June 11, 2024 by Joshua Tidwell

When setting up a system for the first time, the process can seem complex and daunting. However, there are tools available to make the job much easier before commissioning.

After choosing the right automation project, then adding sensors and finally establishing a control system, the time has finally come: you’re ready to set up and test your system. This is where things get fun, and you’ll finally be able to see your automation cell in action!

Before commissioning your cell for demo or debugging, some useful strategies and tools are available on the market that can make the start-up of your automation cell a little less stressful. Depending on your experience, the tolerancing of your product, or operational uncertainty, bench testing before commissioning or using simulation or emulation software can make the process much smoother.


Bench Testing

Bench testing your automation cell can be extremely beneficial as it allows you to test the entire cell or specific components with uncertain parameters. Typically for my setup, I will test specific components rather than the entire cell. Depending on your company, shop floor space is a valuable resource that is hard to come by, and bench testing may even be a luxury to some that can’t be afforded.

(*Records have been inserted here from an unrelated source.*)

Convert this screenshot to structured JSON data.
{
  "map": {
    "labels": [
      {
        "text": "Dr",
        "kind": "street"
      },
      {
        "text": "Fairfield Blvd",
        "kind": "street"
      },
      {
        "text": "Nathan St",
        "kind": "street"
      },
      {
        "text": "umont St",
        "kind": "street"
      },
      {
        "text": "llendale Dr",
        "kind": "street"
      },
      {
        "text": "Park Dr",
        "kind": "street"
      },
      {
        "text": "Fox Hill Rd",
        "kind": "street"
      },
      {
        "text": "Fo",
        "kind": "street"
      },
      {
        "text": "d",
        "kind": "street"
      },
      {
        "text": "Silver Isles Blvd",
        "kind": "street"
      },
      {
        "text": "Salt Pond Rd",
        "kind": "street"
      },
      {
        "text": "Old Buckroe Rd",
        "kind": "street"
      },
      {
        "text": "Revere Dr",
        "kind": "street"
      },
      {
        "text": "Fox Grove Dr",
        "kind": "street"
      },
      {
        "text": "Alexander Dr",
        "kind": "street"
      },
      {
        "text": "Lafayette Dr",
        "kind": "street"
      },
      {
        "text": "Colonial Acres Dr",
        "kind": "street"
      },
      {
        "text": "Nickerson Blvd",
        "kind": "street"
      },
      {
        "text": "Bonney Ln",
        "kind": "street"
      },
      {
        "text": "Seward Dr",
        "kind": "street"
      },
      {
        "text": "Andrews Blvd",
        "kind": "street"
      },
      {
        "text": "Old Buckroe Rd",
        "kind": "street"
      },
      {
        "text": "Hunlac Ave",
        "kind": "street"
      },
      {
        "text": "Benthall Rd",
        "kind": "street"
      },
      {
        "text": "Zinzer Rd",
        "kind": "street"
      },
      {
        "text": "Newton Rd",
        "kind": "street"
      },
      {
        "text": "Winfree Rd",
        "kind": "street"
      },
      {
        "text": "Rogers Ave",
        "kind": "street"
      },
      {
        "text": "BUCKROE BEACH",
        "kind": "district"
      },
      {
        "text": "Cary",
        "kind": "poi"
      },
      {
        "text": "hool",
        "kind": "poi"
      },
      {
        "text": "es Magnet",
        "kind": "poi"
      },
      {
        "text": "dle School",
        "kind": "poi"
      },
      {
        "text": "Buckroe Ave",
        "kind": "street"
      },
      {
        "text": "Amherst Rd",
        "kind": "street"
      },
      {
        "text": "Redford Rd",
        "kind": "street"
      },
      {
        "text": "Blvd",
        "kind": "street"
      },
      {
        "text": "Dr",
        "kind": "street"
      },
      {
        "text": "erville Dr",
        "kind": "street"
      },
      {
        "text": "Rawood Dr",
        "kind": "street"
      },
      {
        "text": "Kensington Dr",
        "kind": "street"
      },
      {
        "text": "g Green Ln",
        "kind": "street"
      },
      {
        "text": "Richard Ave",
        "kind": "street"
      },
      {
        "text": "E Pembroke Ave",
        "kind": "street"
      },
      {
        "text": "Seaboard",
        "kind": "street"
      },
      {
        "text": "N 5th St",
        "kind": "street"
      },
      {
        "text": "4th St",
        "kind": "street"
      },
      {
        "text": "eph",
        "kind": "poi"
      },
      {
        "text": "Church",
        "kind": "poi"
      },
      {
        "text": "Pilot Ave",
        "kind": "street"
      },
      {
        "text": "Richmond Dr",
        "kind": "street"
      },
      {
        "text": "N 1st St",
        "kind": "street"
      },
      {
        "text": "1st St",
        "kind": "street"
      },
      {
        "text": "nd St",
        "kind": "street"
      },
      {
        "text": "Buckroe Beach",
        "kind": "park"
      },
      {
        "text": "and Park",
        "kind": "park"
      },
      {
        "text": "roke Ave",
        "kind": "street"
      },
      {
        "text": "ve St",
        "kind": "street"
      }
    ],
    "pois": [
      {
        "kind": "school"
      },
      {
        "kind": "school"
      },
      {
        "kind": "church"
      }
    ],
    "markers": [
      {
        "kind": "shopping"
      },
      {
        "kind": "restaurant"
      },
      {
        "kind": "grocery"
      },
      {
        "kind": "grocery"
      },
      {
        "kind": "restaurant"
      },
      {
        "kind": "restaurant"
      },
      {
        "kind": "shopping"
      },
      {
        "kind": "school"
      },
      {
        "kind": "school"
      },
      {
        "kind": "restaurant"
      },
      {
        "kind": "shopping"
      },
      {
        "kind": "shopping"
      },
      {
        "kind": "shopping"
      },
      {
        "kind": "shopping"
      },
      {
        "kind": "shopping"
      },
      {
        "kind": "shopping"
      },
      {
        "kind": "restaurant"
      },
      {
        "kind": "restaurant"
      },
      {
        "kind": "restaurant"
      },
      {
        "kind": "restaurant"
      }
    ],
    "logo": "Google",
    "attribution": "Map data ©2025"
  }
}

Bench test for an automation system

Figure 1. Bench test setups do not need to be extravagant; remember that you are just testing. Image used courtesy of the author


Ideally, you will need a space that is either permanently set up with a control cabinet or a mobile station that can be easily hooked up to power and air and set up under “ideal” circumstances. This way you can set up and prove out projects with minimal cost, and an initial reduction in environmental variables.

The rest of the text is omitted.